Mr Newmansaid that discussions with both oil producers and refiner/marketers had been held and that all their views had been weighed in coming to a decision. The Minister went on to say that he had now decided on the formula that would be used to calculate the import parity price and the principal components to be used in the formula will be as follows:

Marker crude

Arabian Light oil at the official selling price in the Persian Gulf. The rate of exchange to Australian dollars will be the Reserve Bank mid-rate.

International freight calculated on the cost of shipping from the Persian Gulf to the nearest refinery port to the producing field in the largest tanker that can enter the port.

Wharfage. Insurance and Loss

Quality differential an allowance will be made for the comparative quality of each crude with respect to Arabian Light as a measure of its ability to meet the Australian market demand.

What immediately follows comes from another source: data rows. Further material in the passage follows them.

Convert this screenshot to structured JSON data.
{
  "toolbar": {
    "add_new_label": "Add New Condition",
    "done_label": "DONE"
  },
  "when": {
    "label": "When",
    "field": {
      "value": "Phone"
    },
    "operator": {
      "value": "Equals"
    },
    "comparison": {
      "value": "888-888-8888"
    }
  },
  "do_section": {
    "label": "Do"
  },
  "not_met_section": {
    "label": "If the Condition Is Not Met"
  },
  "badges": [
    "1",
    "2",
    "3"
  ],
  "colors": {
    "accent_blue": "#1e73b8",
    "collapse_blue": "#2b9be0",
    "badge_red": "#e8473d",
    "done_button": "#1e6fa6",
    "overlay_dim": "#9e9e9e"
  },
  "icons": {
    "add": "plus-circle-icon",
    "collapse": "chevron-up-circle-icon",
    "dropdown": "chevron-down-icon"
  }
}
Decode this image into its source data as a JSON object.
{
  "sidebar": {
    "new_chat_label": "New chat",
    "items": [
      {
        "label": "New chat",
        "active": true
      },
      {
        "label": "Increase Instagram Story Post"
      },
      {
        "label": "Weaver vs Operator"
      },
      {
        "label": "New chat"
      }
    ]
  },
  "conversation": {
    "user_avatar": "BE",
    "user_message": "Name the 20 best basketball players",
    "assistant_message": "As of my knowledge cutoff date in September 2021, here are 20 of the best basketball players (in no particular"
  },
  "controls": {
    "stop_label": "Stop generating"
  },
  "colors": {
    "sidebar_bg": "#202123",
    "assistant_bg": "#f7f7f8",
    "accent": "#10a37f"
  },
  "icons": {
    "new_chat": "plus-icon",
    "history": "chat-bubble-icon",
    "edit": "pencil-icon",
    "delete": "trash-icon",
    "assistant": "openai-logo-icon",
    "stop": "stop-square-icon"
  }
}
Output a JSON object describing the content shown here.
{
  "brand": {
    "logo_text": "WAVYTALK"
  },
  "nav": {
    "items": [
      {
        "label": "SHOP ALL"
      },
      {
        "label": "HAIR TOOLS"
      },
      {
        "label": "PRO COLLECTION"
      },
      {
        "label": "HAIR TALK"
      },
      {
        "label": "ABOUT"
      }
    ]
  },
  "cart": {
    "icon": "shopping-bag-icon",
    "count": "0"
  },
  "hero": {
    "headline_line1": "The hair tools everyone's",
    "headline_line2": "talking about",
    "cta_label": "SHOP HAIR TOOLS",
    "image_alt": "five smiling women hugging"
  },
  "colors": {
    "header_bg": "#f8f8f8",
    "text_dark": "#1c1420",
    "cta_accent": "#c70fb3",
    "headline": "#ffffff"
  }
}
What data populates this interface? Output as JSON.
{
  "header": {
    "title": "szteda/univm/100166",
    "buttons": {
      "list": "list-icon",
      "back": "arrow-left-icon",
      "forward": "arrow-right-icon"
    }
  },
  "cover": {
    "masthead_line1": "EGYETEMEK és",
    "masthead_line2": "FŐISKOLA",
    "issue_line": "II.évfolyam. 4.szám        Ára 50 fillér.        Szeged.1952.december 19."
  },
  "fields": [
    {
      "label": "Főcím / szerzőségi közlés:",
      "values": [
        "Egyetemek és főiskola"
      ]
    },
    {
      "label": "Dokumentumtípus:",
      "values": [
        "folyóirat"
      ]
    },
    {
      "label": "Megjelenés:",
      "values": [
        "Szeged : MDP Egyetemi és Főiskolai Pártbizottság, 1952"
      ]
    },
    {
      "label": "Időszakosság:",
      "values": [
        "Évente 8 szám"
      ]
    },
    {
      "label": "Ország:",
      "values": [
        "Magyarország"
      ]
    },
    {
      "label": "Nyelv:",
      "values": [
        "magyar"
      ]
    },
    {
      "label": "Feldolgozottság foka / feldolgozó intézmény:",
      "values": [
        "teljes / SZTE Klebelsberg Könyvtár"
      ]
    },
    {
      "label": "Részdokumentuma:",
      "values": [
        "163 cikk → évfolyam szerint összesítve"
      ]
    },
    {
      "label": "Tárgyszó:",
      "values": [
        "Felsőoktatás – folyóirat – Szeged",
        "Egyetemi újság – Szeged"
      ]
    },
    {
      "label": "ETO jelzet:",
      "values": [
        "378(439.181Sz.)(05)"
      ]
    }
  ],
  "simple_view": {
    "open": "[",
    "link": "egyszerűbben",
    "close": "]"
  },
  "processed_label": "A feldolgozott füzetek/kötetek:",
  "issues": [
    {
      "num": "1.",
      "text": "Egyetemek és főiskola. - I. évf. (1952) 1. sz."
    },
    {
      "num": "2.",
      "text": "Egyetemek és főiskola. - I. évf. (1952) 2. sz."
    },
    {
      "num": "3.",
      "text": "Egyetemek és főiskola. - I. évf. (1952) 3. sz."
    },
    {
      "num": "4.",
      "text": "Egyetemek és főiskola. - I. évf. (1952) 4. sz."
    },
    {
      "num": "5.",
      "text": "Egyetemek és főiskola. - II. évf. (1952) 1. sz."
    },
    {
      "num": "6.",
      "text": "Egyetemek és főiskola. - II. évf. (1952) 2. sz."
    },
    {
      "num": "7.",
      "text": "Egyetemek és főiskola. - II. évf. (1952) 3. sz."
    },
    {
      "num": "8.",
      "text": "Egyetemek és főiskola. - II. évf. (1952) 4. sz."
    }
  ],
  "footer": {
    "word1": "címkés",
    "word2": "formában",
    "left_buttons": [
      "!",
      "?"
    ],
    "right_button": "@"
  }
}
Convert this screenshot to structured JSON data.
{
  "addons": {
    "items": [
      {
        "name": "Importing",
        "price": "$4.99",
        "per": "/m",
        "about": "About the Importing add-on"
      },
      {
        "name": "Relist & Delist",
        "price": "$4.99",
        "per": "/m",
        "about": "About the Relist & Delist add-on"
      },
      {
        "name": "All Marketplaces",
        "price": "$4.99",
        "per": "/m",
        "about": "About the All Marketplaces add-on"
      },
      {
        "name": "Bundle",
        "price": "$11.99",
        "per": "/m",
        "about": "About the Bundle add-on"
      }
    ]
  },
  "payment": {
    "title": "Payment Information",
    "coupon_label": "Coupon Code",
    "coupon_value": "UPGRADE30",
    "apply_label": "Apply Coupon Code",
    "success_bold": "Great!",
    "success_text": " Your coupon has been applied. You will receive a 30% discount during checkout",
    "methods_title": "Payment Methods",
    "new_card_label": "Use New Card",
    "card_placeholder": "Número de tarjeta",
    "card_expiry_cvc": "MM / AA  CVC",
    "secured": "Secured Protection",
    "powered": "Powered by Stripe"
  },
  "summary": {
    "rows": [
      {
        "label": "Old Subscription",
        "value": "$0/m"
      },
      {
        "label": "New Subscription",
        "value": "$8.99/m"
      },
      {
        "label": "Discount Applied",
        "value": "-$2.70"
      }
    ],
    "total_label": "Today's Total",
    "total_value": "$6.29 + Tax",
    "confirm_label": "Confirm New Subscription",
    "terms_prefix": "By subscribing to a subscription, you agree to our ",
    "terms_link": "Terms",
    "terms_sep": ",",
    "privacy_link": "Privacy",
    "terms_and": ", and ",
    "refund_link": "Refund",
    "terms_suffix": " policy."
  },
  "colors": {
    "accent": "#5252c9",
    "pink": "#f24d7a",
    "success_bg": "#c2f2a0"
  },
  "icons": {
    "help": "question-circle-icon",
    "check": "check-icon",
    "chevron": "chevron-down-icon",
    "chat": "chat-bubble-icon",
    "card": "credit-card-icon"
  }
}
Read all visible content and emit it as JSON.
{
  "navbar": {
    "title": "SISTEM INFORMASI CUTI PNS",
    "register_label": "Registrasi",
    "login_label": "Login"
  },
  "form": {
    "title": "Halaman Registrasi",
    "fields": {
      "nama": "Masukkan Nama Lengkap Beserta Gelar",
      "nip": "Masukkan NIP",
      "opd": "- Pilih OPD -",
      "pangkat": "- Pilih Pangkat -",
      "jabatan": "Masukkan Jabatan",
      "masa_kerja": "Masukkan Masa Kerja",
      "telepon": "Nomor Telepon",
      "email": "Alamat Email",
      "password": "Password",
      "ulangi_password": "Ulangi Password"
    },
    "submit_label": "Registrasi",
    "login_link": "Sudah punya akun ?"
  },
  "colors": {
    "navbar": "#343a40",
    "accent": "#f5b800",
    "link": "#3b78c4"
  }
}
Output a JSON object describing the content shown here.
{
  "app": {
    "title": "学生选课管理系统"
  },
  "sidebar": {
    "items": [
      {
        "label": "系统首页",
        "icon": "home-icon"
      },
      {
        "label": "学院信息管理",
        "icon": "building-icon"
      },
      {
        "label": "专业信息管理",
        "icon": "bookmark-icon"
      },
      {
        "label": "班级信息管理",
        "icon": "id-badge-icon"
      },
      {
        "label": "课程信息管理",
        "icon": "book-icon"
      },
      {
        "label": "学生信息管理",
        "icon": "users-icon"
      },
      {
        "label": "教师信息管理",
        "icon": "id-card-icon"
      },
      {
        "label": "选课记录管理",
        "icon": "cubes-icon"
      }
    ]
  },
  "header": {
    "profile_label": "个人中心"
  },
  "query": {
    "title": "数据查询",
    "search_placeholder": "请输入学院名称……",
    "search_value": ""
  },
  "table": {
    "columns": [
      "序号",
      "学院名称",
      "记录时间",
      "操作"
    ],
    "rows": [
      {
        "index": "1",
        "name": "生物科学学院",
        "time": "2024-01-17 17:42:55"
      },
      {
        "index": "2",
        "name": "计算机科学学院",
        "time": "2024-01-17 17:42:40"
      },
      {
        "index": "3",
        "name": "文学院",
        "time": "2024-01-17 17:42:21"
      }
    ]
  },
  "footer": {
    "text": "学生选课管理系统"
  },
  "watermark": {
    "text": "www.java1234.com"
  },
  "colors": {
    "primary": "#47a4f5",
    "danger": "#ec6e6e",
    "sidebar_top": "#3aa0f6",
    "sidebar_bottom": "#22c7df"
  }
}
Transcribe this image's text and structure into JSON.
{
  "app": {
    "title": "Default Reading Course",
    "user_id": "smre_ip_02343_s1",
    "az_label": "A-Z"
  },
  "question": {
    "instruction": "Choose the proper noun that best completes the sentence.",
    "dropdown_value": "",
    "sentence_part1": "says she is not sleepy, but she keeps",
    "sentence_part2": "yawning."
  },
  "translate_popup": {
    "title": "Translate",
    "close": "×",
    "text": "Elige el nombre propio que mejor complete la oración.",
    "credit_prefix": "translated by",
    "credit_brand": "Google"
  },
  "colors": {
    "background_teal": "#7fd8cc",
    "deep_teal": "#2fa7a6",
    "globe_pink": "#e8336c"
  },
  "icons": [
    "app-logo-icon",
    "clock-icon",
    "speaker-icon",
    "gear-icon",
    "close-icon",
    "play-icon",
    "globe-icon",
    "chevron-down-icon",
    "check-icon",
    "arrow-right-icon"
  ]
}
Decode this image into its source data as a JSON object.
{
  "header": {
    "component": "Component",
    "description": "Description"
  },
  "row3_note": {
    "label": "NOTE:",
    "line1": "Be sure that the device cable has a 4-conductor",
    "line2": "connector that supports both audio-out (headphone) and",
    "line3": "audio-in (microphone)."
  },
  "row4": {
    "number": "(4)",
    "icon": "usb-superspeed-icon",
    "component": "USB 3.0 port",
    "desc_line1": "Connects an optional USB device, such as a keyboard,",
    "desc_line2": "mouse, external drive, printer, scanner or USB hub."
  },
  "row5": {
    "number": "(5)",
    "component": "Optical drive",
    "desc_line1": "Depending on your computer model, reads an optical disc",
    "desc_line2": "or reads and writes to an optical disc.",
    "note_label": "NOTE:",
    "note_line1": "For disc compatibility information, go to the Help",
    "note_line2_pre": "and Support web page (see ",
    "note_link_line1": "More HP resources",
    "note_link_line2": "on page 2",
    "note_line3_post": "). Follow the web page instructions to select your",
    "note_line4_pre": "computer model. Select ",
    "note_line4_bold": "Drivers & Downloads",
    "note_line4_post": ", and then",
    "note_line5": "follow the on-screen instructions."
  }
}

Compensation for credit terms an allowance will be made for the difference between credit terms offered by local producers and those offered internationally.

Domestic freight a deduction will be made for the average cost of domestic freight where the nearest refiners' port 's unable to absorb all the production from a particular field.

In addition to the above a special freight allowance will be given to the Moonie producers to cover the cost of actual crude deliveries to the small inland refinery situated at Roma, Queensland.

The Minister indicated that the new import parity price to be effective from 1 July 1978 will be announced in the near future when the value of all the elements is known. In future the import parity price will be announced as soon after the first day of the new period as practicable.